To reproduce this visualization (without retraining), follow these steps:

1. **Generate the datasets** by running:

   ```bash
   python generate_rotated_mnist.py
   python generate_rotated_translated_mnist.py
   ```

   These scripts load the MNIST dataset and apply the rotations and translations as described earlier.

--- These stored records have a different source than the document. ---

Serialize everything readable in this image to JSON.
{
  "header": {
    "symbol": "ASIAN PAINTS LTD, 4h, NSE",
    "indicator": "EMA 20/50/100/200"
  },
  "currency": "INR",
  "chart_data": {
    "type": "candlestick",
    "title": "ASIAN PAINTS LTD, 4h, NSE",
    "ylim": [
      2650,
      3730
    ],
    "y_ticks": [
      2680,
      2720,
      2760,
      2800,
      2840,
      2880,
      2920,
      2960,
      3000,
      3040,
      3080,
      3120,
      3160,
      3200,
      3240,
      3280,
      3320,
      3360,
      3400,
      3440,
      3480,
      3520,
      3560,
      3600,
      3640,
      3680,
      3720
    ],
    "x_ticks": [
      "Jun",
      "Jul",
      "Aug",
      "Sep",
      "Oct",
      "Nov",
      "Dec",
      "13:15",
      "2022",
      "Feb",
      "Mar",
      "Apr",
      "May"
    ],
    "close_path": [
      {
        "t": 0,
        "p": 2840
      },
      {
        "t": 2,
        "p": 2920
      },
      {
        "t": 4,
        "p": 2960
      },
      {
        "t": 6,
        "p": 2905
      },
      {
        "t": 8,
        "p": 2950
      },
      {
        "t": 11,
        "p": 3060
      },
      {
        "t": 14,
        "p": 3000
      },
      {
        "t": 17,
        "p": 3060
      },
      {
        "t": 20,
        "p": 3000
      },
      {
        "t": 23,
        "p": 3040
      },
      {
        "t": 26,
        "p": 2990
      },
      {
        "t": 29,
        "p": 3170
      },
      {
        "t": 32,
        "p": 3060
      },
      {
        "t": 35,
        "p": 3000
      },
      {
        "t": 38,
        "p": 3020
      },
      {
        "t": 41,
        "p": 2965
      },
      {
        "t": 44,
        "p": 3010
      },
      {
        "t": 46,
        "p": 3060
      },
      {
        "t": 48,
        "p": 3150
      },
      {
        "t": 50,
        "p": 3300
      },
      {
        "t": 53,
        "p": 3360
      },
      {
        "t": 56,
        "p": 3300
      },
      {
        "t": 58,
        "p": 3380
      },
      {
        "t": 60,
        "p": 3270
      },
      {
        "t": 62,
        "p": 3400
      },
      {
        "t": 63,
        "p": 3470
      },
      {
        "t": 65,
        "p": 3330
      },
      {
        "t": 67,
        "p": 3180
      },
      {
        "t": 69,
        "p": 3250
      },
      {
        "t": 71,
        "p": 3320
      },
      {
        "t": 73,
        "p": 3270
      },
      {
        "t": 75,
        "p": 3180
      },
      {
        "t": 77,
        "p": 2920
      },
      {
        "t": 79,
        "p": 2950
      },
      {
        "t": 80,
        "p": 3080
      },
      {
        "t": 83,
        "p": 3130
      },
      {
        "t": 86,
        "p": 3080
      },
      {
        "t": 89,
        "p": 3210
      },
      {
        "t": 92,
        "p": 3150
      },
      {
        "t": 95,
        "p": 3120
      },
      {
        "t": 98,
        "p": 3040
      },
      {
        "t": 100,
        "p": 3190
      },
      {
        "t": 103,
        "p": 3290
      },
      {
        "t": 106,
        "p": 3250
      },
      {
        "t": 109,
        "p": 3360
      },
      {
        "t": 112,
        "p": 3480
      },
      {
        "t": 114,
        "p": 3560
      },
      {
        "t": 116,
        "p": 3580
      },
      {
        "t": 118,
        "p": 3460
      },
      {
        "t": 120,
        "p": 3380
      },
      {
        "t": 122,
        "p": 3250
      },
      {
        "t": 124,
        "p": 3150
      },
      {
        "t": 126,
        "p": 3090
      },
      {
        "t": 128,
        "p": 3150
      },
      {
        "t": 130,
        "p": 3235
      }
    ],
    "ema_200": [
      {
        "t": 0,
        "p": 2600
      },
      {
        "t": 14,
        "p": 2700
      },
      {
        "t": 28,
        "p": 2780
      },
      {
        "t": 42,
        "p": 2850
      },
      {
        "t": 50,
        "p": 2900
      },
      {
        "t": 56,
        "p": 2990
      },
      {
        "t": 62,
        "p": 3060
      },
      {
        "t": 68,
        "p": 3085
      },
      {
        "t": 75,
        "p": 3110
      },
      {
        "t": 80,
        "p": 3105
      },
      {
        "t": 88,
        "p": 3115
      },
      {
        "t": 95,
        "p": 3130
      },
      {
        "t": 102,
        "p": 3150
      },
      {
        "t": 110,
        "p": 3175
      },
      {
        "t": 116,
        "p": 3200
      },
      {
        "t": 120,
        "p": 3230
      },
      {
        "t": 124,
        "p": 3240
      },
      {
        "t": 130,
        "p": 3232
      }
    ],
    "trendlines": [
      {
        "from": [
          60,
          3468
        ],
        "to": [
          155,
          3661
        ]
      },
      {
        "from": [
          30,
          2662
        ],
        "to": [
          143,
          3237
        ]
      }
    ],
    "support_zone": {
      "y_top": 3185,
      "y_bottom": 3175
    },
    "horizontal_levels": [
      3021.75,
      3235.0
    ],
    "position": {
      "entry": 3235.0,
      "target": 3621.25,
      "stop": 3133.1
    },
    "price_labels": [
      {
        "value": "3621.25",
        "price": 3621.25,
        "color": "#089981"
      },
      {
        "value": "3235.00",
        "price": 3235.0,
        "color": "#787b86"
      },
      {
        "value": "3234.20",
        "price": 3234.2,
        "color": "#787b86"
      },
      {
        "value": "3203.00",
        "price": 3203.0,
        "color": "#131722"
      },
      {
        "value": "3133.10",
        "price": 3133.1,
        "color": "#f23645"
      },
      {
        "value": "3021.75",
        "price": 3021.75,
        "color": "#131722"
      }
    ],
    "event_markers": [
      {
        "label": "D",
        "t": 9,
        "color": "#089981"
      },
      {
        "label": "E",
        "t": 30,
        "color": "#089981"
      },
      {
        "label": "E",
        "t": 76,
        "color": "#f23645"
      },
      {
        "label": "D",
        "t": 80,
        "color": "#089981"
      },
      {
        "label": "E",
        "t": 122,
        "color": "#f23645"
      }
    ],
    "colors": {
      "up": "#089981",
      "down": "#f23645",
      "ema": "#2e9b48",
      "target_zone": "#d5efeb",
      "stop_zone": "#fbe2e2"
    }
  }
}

2. **Plot the results** by running:

```bash
python plot.py
```

This script:

1. Loads the precomputed results (posterior samples and bound components)
2. Plots the error distribution histogram for the baseline and equivariant models
3. Overlays the analytical PAC-Bayes bound as a vertical line
4. Saves the figure to `rotated_mnist/histogram_overlay.png` or `rotated_translated_mnist/histogram_overlay.png` respectively.

---

## Training from Scratch

If readers wish to regenerate results rather than use the stored weights, follow these steps:

### 1. Generate Datasets

```bash
python generate_rotated_mnist.py
python generate_rotated_translated_mnist.py
```

### 2. Train the Prior

Train a small CNN on the prior split:

```bash
python prior_mu.py --dataset rotated_mnist
python prior_mu.py --dataset rotated_translated_mnist
```

This creates `prior_mu_baseline.pt` and `prior_mu_equivariant.pt` in each dataset directory.

### 3. Train Models

Train the baseline and equivariant models:

```bash
python train_baseline.py --dataset rotated_mnist
python train_equivariant_cnn.py --dataset rotated_mnist
```

### 4. Plot Results

Finally, reproduce the histogram:

```bash
python plot.py
```

---

## Dependencies

This project uses only standard scientific Python libraries:

* Python ≥ 3.10
* PyTorch ≥ 2.0
* torchvision
* e2cnn
* numpy
* matplotlib


---

## Key Results

| Dataset                  | Model Type        | KL Term ↓ | Bound Tightness ↑ |
| ------------------------ | ----------------- |----------:|------------------:|
| Rotated MNIST            | Baseline CNN      |      High |      Looser bound |
| Rotated MNIST            | Equivariant G-CNN |     Lower |     Tighter bound |
| Rotated+Translated MNIST | Baseline CNN      |      High |      Looser bound |
| Rotated+Translated MNIST | Equivariant G-CNN |     Lower |     Tighter bound |

These quantitative trends support the theoretical claim: *incorporating symmetry reduces the complexity penalty and improves the PAC-Bayes bound.*

---

## Citation

```
Anonymous Authors (2026). Symmetries in PAC-Bayes Learning. In Proceedings of the 29th International Conference on Artificial Intelligence and Statistics (AISTATS 2026).
```


---

## License and Reproducibility

All code and datasets are released for **academic research** purposes only.
Seed values are fixed for reproducibility. The pretrained weights included in `rotated_mnist/` and `rotated_translated_mnist/` ensure that all results, figures, and bounds can be reproduced deterministically using the provided scripts.